On January 17th, search warrants were executed at two locations and three vehicles involved in Henderson drug trafficking operation. At his stash house on Atlantic Drive in Hagerstown, according to the US Attorney’s Office, more than 80-grams of fentanyl. were found in the bottom of a Coca Cola vending machine in the garage. Other items confiscated included ammunition, a drug press, digital scales, drug packaging equipment, plastic bags containing fentanyl residue, cellular phones and other drug paraphernalia. At Henderson’s personal residence on Lantern Lane in Hagerstown, agents recovered additional cell phones, a currency counter, and garage door opener that opened the garage to the stash house.

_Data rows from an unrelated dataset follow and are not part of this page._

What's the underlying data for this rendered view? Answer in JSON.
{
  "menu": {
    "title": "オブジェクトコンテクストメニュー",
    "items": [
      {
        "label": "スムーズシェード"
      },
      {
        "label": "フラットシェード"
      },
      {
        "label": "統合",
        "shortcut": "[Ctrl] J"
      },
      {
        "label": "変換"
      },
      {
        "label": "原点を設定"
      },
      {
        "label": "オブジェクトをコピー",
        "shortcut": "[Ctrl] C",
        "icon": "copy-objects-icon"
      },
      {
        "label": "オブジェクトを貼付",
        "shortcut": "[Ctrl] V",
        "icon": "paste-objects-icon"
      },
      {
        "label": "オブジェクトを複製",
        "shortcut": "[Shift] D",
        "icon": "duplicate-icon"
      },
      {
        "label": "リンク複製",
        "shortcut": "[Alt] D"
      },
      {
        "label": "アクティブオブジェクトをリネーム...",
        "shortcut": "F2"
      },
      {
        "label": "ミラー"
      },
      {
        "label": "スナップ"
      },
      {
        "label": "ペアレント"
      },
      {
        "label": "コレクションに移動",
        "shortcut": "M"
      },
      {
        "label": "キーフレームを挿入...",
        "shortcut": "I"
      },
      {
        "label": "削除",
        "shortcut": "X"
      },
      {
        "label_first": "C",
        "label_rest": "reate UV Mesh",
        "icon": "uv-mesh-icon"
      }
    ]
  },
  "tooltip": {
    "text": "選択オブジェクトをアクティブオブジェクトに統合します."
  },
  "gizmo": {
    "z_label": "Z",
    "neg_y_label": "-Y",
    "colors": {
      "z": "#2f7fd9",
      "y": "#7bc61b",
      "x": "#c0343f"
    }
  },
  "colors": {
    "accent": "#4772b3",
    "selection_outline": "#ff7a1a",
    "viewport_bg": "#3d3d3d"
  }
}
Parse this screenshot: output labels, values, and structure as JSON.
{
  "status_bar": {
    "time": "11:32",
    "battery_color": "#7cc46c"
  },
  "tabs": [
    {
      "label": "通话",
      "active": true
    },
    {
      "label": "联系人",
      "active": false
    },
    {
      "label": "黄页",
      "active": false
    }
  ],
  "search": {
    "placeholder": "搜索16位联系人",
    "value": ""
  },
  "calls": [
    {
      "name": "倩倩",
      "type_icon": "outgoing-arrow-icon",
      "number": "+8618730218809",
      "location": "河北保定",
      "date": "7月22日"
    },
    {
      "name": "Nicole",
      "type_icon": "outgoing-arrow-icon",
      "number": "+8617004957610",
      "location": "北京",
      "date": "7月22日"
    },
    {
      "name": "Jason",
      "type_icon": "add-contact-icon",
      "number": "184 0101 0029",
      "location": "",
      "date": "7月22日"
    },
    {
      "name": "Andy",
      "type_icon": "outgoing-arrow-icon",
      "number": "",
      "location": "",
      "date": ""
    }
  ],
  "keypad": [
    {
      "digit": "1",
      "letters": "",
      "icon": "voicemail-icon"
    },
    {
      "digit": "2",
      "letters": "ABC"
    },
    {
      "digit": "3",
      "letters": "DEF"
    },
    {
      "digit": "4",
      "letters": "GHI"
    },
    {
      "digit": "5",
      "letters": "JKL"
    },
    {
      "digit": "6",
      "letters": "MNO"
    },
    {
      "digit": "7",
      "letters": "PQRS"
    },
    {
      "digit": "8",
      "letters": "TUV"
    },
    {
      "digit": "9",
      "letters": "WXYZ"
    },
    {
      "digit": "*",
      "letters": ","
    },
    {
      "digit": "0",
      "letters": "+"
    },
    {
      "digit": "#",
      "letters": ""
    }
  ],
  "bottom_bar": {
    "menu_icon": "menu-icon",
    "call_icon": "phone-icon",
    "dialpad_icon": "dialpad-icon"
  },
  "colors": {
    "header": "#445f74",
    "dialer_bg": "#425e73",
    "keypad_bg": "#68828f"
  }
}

Lenzner says this sentence should send a message to those involved in the fentanyl trade. “Drug traffickers should be on notice that dealing in fentanyl increases their odds of federal prosecution and federal prison,” he says. In addition, Lenzner says Henderson must serve most of his 14-year sentence as there is no parole in the federal prison system.

In statement, the US Attorney’s Office thanks all of the federal,  state and local agencies which assisted in bringing down Henderson’s operation, including the Drug Enforcement Administration, the Washington County Narcotics Task Force led by the Washington County Sheriff’s Office, and the Washington County State’s Attorney’s Office.